Hello New Zealand! Did you get that thing (email) I sent you?
July 13, 2011 6:12 PM   Subscribe

I'm having problems with email delivery from Japan to NZ. Too many lost emails causing too many headaches. Any guesses why?

My boss and I exchange emails with our sister schools in NZ, but our emails are often lost or delivered days later and I cannot think of a way to correct this situation.

I've sent emails from my gmail account, my boss from his yahoo.co.jp account and his school webmail account to an xtra.co.nz account and a xxxx.school.nz account to have them disappear more often than not. Two emails I sent last Friday and Sunday from gmail to xxxx.school.nz were lost to the net.

These aren't being picked up by school.nz's spam filter either it seems as some of the mails that do get through are tagged as spam.

I don't think our colleagues are lying to us when they say they never got the mail either.

Does this happen to any of you? Any idea how to get our emails through to NZ?

Thanks!
posted by sleepytako to Computers & Internet (5 answers total) 1 user marked this as a favorite
 
Best answer: Can you both get gmail accounts? There's obviously a hangup caused by the school's system. It's very unlikely that Gmail is the issue here. At least, if you were both sending within Gmail, you'd not be touching the school's email system.
posted by chrisfromthelc at 7:26 PM on July 13, 2011 [1 favorite]


You say that those that do get through are tagged as spam. I'm just wondering if xtra and whoever hosts xxx.school.nz (which may well be xtra) is doing a first level spam filtration whereby certain material doesn't even make it to the spam filters of the recipients.

The incoming emails that are tagged as spam will have some details in the headers regarding what the spam filter didn't like about them. Here's some example ones from something in my spam folder (which I've sanitised slightly to preserve my privacy):

X-Sieve: CMU Sieve 2.4
Subject: {SPAM 08.3} foo
X-Spam: spam
X-Spam-score: 8.3
X-Spam-hits: BAYES_50 0.8, DRUGS_ERECTILE 1.994, RCVD_IN_DNSWL_NONE -0.0001,
T_RP_MATCHES_RCVD -0.01, URIBL_DBL_SPAM 1.7, URIBL_PH_SURBL 0.61,
URIBL_SBL 1.623, URIBL_WS_SURBL 1.608, BAYES_USED global,
SA_VERSION 3.3.1
X-Spam-source: IP='111.222.333.444', Host='foo.bar.com', Country='US',
FromHeader='com', MailFrom='com'
X-Spam-charsets: plain='UTF-8'

If you could find what the corresponding headers look like for the email that's being received but tagged as spam that might be helpful.
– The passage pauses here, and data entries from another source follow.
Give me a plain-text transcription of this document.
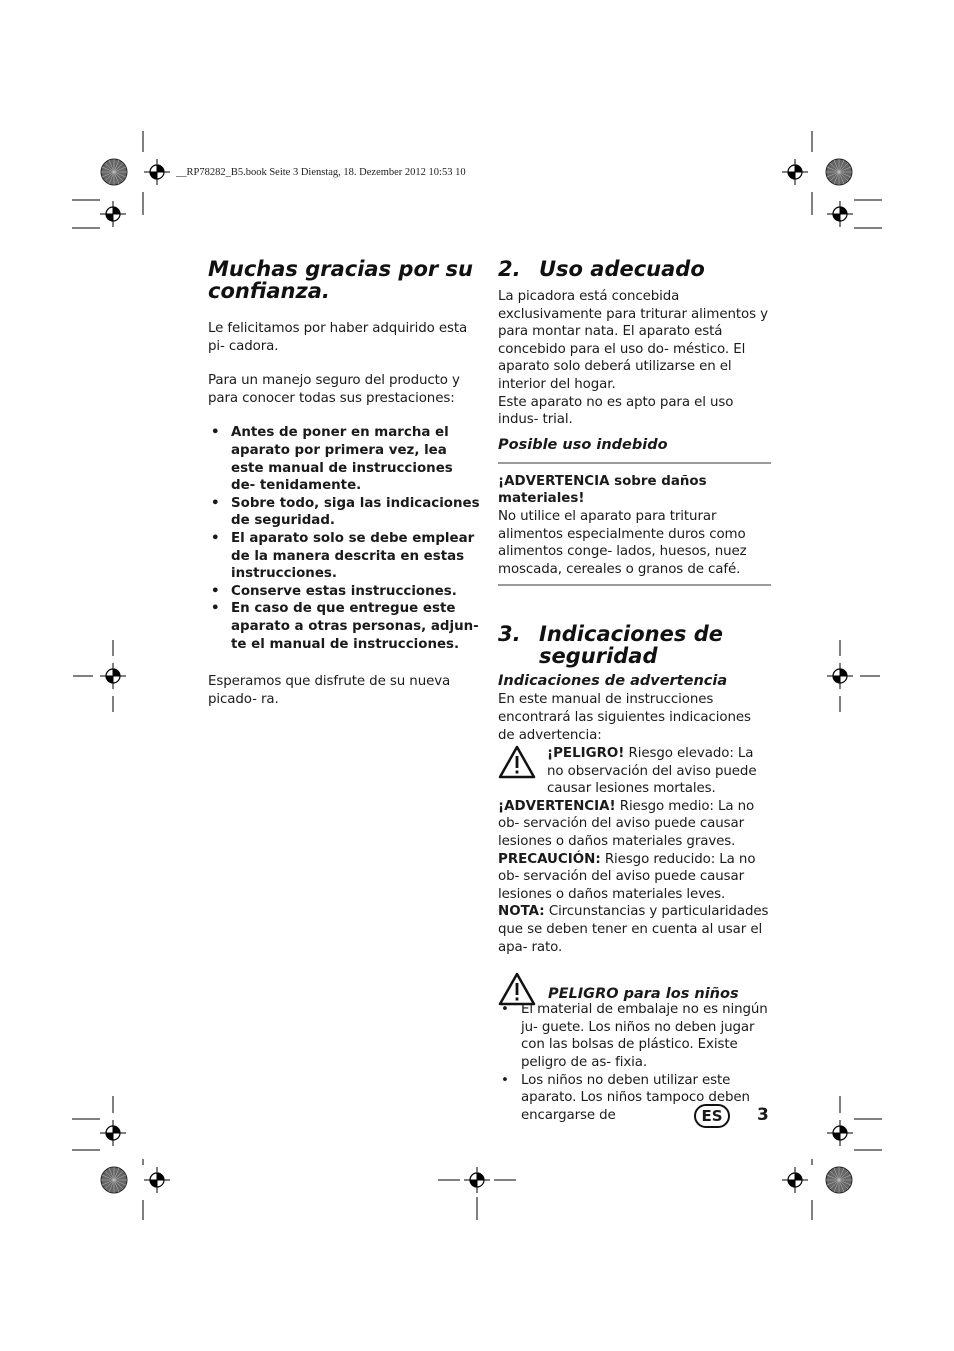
__RP78282_B5.book Seite 3 Dienstag, 18. Dezember 2012 10:53 10
Muchas gracias por su confianza.

Le felicitamos por haber adquirido esta pi- cadora.

Para un manejo seguro del producto y para conocer todas sus prestaciones:

• Antes de poner en marcha el aparato por primera vez, lea este manual de instrucciones de- tenidamente.
• Sobre todo, siga las indicaciones de seguridad.
• El aparato solo se debe emplear de la manera descrita en estas instrucciones.
• Conserve estas instrucciones.
• En caso de que entregue este aparato a otras personas, adjun- te el manual de instrucciones.

Esperamos que disfrute de su nueva picado- ra.

2. Uso adecuado

La picadora está concebida exclusivamente para triturar alimentos y para montar nata. El aparato está concebido para el uso do- méstico. El aparato solo deberá utilizarse en el interior del hogar.

Este aparato no es apto para el uso indus- trial.

Posible uso indebido

¡ADVERTENCIA sobre daños materiales!

No utilice el aparato para triturar alimentos especialmente duros como alimentos conge- lados, huesos, nuez moscada, cereales o granos de café.

3. Indicaciones de
seguridad

Indicaciones de advertencia

En este manual de instrucciones encontrará las siguientes indicaciones de advertencia:

¡PELIGRO! Riesgo elevado: La no observación del aviso puede causar lesiones mortales.

¡ADVERTENCIA! Riesgo medio: La no ob- servación del aviso puede causar lesiones o daños materiales graves.

PRECAUCIÓN: Riesgo reducido: La no ob- servación del aviso puede causar lesiones o daños materiales leves.

NOTA: Circunstancias y particularidades que se deben tener en cuenta al usar el apa- rato.

PELIGRO para los niños

• El material de embalaje no es ningún ju- guete. Los niños no deben jugar con las bolsas de plástico. Existe peligro de as- fixia.
• Los niños no deben utilizar este aparato. Los niños tampoco deben encargarse de	ES	3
There's possibly another set of headers in those emails which report on how valid the originating domain is considered to be. Here's an example :

X-Truedomain-Domain: a.b.com
X-Truedomain-SPF: No Record
X-Truedomain-DKIM: No Signature
X-Truedomain-ID: ABCDEF123456DE5F847BEEAC3D5D9D99
X-Truedomain: Neutral

If you (or the receipients) could find something like that in the headers and you could post it here that might also prove useful.
posted by southof40 at 7:27 PM on July 13, 2011


I am not an expert, but it seems that an easy way to test this would be to create an extra gmail account and BCC that on your emails to the schools. If the gmail account receives the messages on-time and your intended recipient does not, then either the schools' email providers are filtering the messages or your colleagues are ignoring your messages.
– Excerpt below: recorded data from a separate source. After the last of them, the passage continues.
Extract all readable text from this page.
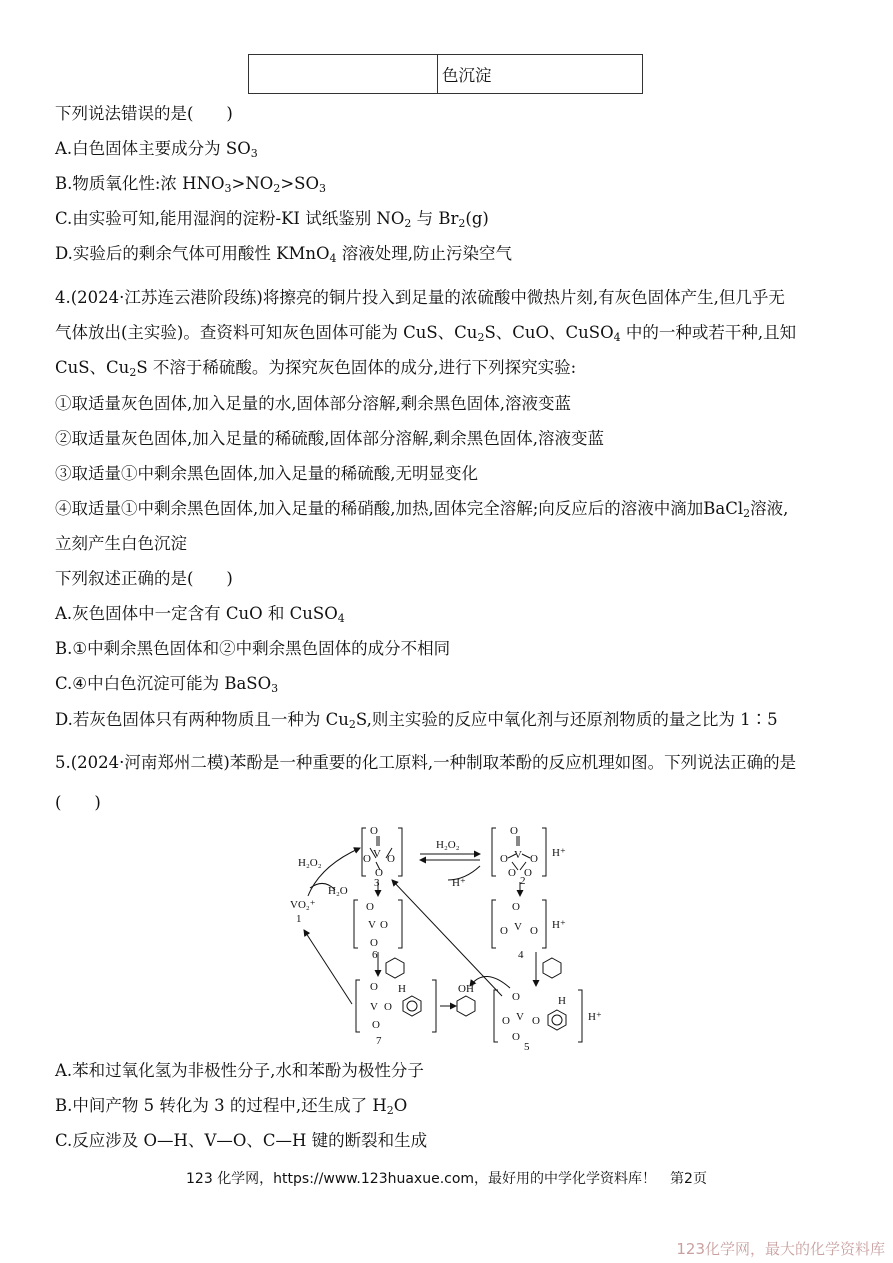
	色沉淀
下列说法错误的是(　　)
A.白色固体主要成分为 $SO_3$
B.物质氧化性:浓 $HNO_3>NO_2>SO_3$
C.由实验可知,能用湿润的淀粉-KI 试纸鉴别 $NO_2$ 与 $Br_2(g)$
D.实验后的剩余气体可用酸性 KMnO$_4$ 溶液处理,防止污染空气
4.(2024·江苏连云港阶段练)将擦亮的铜片投入到足量的浓硫酸中微热片刻,有灰色固体产生,但几乎无
气体放出(主实验)。查资料可知灰色固体可能为 CuS、$Cu_2S$、CuO、CuSO$_4$ 中的一种或若干种,且知
CuS、$Cu_2S$ 不溶于稀硫酸。为探究灰色固体的成分,进行下列探究实验:
①取适量灰色固体,加入足量的水,固体部分溶解,剩余黑色固体,溶液变蓝
②取适量灰色固体,加入足量的稀硫酸,固体部分溶解,剩余黑色固体,溶液变蓝
③取适量①中剩余黑色固体,加入足量的稀硫酸,无明显变化
④取适量①中剩余黑色固体,加入足量的稀硝酸,加热,固体完全溶解;向反应后的溶液中滴加BaCl$_2$溶液,
立刻产生白色沉淀
下列叙述正确的是(　　)
A.灰色固体中一定含有 CuO 和 CuSO$_4$
B.①中剩余黑色固体和②中剩余黑色固体的成分不相同
C.④中白色沉淀可能为 BaSO$_3$
D.若灰色固体只有两种物质且一种为 $Cu_2S$,则主实验的反应中氧化剂与还原剂物质的量之比为 1∶5
5.(2024·河南郑州二模)苯酚是一种重要的化工原料,一种制取苯酚的反应机理如图。下列说法正确的是
(　　)
O
V
O O
O
O
V
O O
O O
O
V O
O
O
V
O O
O
V O
O
O
V
O O
O
H₂O₂
H₂O
H₂O₂
H⁺
H⁺
H⁺
H⁺
VO₂⁺
1
2
3
4
5
6
7
OH
H
H
A.苯和过氧化氢为非极性分子,水和苯酚为极性分子
B.中间产物 5 转化为 3 的过程中,还生成了 $H_2O$
C.反应涉及 O—H、V—O、C—H 键的断裂和生成
123 化学网，https://www.123huaxue.com，最好用的中学化学资料库！　第2页
123化学网，最大的化学资料库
This would also serve as a backup form of communication. You could give the password to the 'dummy' account to all of the possible recipients, and if they do not receive the email but the dummy gmail account did you can direct them to the gmail account to read the message.
posted by Tehhund at 8:00 PM on July 13, 2011


xtra.co.nz is the domain for Telecom NZ customers. It's quite likely their xxxx.school.nz also has Telecom NZ as their service provider, as lots of schools subscribe to the SchoolZone service.

The Telecom spam filter puts [SPAM] at the start of the subject line for suspect emails. If they're getting some like that, then it's likely the filter is dropping the missing ones.

Are you using Japanese characters in your emails? AFAIK, using non-plaintext characters in an email will increase its score on spam filters.
posted by WhackyparseThis at 2:26 AM on July 14, 2011


Response by poster: I'd love it if we all switched to Gmail and the world would be peaceful, I also don't want to burden our teacher in NZ who only works with us on occasion by having to have her set up another gmail account.

Thanks for the help everyone, but it looks like there's little I can do on my side to help our emails get through.